Introduction to Napster's dilemma: What I call "Napster's dilemma" is a question that includes a new technical concept and a redefinition of the old idea. This is the case of many legal and ethical conflicts arising from the new possibilities and choices available for informatics and telecommunications. In 1998, President Clinton signed the new Digital Millennium Copyright Act, where excellent attempts to solve these problems were completed.
Napster's Ethical Dilemma The ethical dilemma of computer downloads, or music downloads, has been subject to rigorous scrutiny over the past few years. Napster is a leader in the development of new digital transactions if it symbolizes new technology. Moral problems seem to be spreading around all powerful dollars. Several special musicians, Lars Ulrich and Dr. Metreica (Lapster) have some serious problems with Napster. Although their argument is worth it, the same is true for Napster creators and users.
For those younger to remember, Napster is the first application to enable digital media sharing. In other words, sharing media is possible before Napster, but that is what computer enthusiasts can do, and that requires a lot of effort. Napster actually provides a way for the neighbor to share digital media with the community, ie the first P2P file sharing tool. Due to copyright infringement, Napster eventually lost its legal controversy and was closed in the summer of 2001. Before the disappearance, Napster reached 20 million users. - Napster is a social network species of Agostina Di Domenico.
Napster was released in 1999. In the heyday there were 80 million active users, most digital music (mp3 files) were exchanged via a computer. Napster is known as a "peer-to-peer" file sharing service.
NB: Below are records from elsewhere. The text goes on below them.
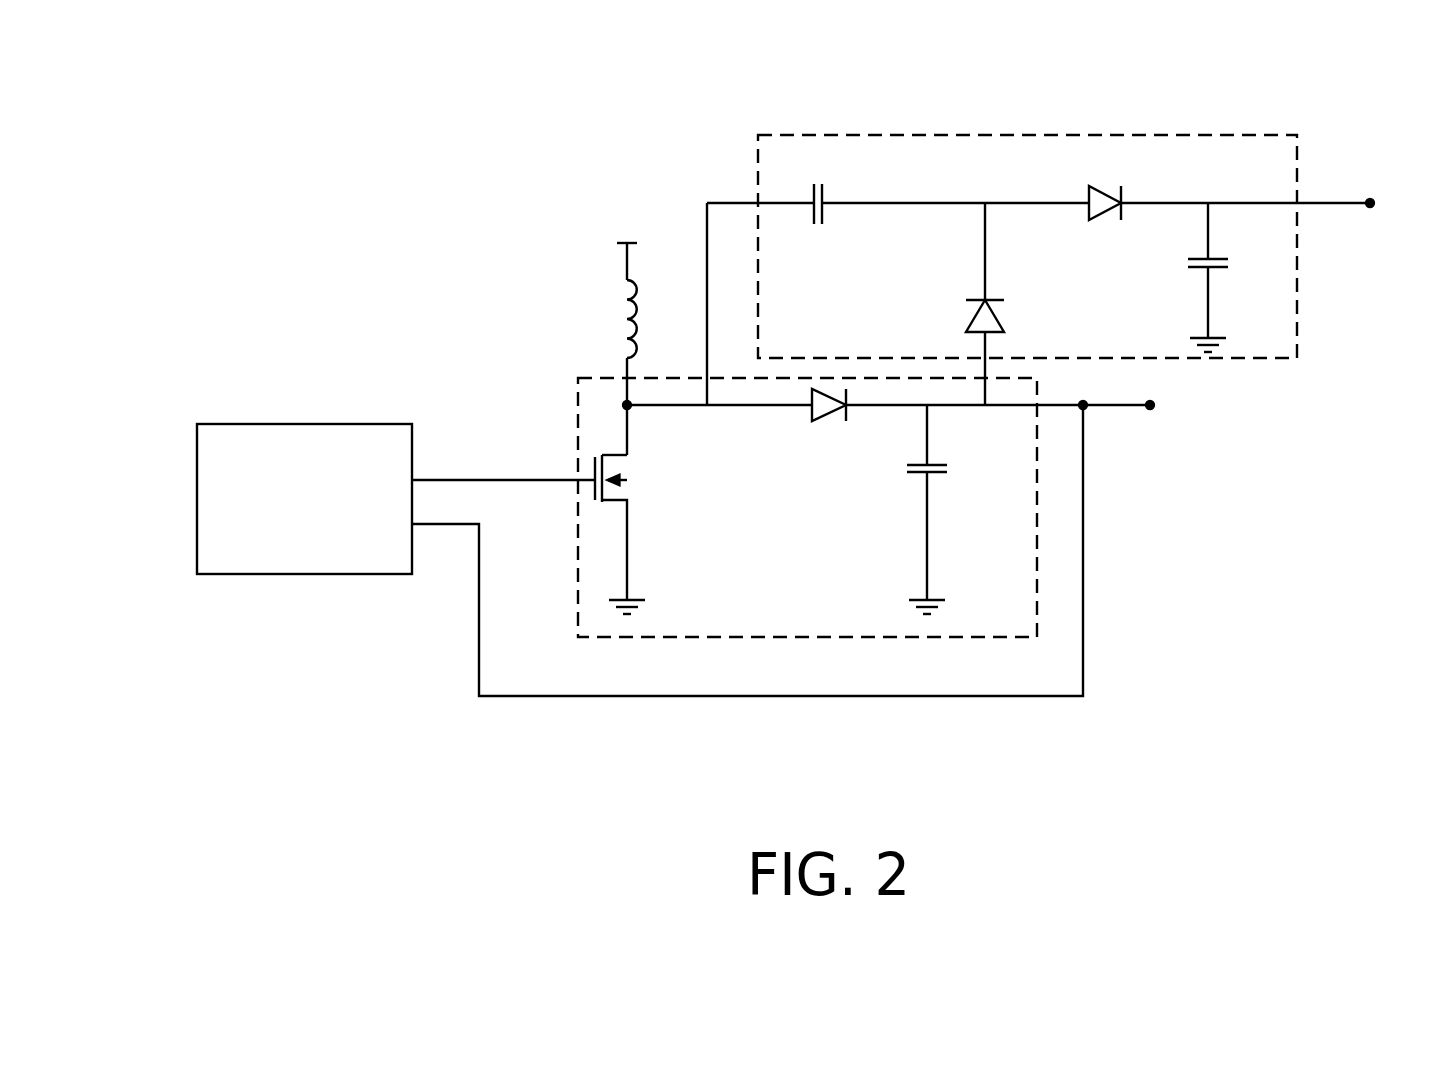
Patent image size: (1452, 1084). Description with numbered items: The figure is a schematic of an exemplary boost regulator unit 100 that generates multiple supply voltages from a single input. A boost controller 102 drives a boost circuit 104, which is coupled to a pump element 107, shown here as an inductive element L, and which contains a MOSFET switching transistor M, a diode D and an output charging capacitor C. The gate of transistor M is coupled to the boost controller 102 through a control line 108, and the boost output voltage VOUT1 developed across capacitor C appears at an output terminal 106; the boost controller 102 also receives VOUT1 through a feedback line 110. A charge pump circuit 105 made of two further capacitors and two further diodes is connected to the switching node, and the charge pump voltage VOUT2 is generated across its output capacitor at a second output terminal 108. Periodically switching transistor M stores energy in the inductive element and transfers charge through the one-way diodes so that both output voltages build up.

The boost regulator unit 100 is at (165, 182).
The boost controller 102 is at (293, 424).
The boost circuit 104 is at (576, 398).
The charge pump circuit 105 is at (757, 178).
The output terminal 106 is at (1130, 407).
The pump element 107 is at (618, 318).
The control line 108 is at (477, 479).
The feedback line 110 is at (449, 527).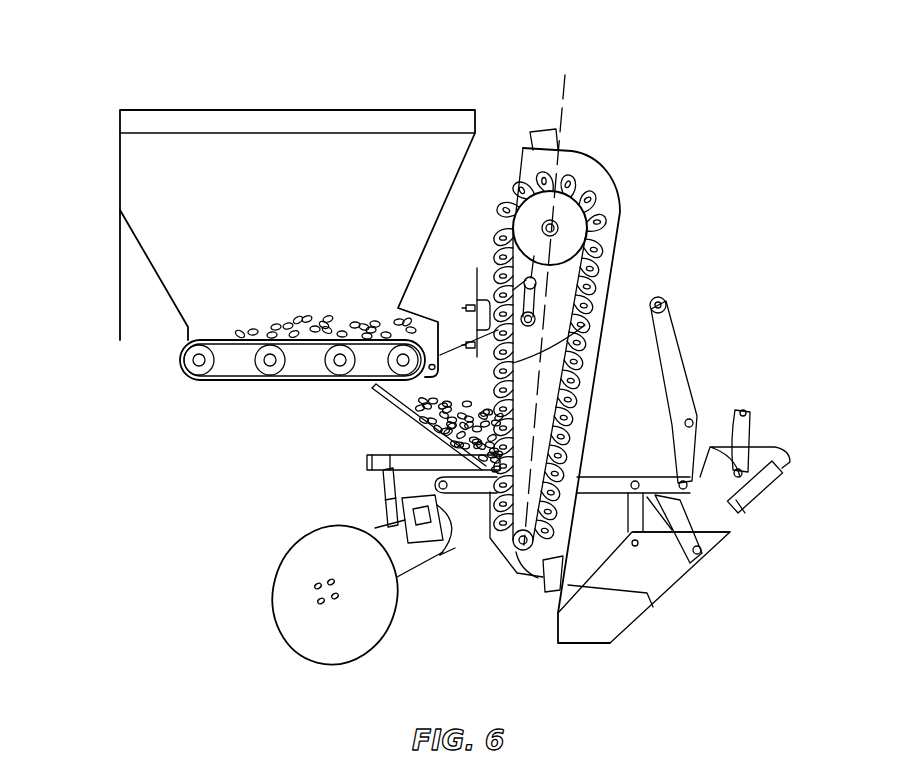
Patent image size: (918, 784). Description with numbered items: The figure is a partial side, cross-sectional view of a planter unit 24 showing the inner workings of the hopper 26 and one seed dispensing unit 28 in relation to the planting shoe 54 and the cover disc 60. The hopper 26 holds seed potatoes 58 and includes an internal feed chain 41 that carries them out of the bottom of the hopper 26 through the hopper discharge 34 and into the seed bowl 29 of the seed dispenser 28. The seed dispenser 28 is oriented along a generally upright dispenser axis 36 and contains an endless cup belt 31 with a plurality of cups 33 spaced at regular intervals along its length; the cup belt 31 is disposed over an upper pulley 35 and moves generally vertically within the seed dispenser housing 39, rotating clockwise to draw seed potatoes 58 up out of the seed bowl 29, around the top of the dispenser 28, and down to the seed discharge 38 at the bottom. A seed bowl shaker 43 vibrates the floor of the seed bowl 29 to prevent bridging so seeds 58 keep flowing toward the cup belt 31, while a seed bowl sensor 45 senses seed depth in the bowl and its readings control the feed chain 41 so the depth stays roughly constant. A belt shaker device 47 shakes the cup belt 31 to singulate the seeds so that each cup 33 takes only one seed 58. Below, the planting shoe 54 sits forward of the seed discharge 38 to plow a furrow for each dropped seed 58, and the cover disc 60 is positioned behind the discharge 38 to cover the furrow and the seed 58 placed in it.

The seed planter unit 24 is at (659, 113).
The hopper 26 is at (158, 173).
The seed dispensing unit 28 is at (596, 172).
The seed bowl 29 is at (415, 404).
The cup belt 31 is at (604, 320).
The cups 33 is at (503, 250).
The hopper discharge 34 is at (420, 327).
The upper pulley 35 is at (560, 226).
The dispenser axis 36 is at (566, 97).
The seed discharge 38 is at (506, 591).
The seed dispenser housing 39 is at (577, 153).
The feed chain 41 is at (250, 342).
The seed bowl shaker 43 is at (430, 447).
The seed bowl sensor 45 is at (463, 340).
The belt shaker device 47 is at (535, 298).
The planting shoe 54 is at (653, 583).
The seed potatoes 58 is at (331, 318).
The cover disc 60 is at (292, 612).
However, in the network sense, it is not actually P2P. When someone wants to download or transfer music, they need to know which computer has which file. And this information is stored only on the Napster server. Like electronic gold, legal reality makes Napster (broker) bankrupt. At that time, American computer programmer Bram Cohen released "BitTorrent" software for sharing files. His approach is very clever. Instead of concentrating information and sharing files, he developed a way to distribute data to everyone who downloaded or downloaded the file. This has two advantages. 1) It is not even necessary to download the entire file before sharing.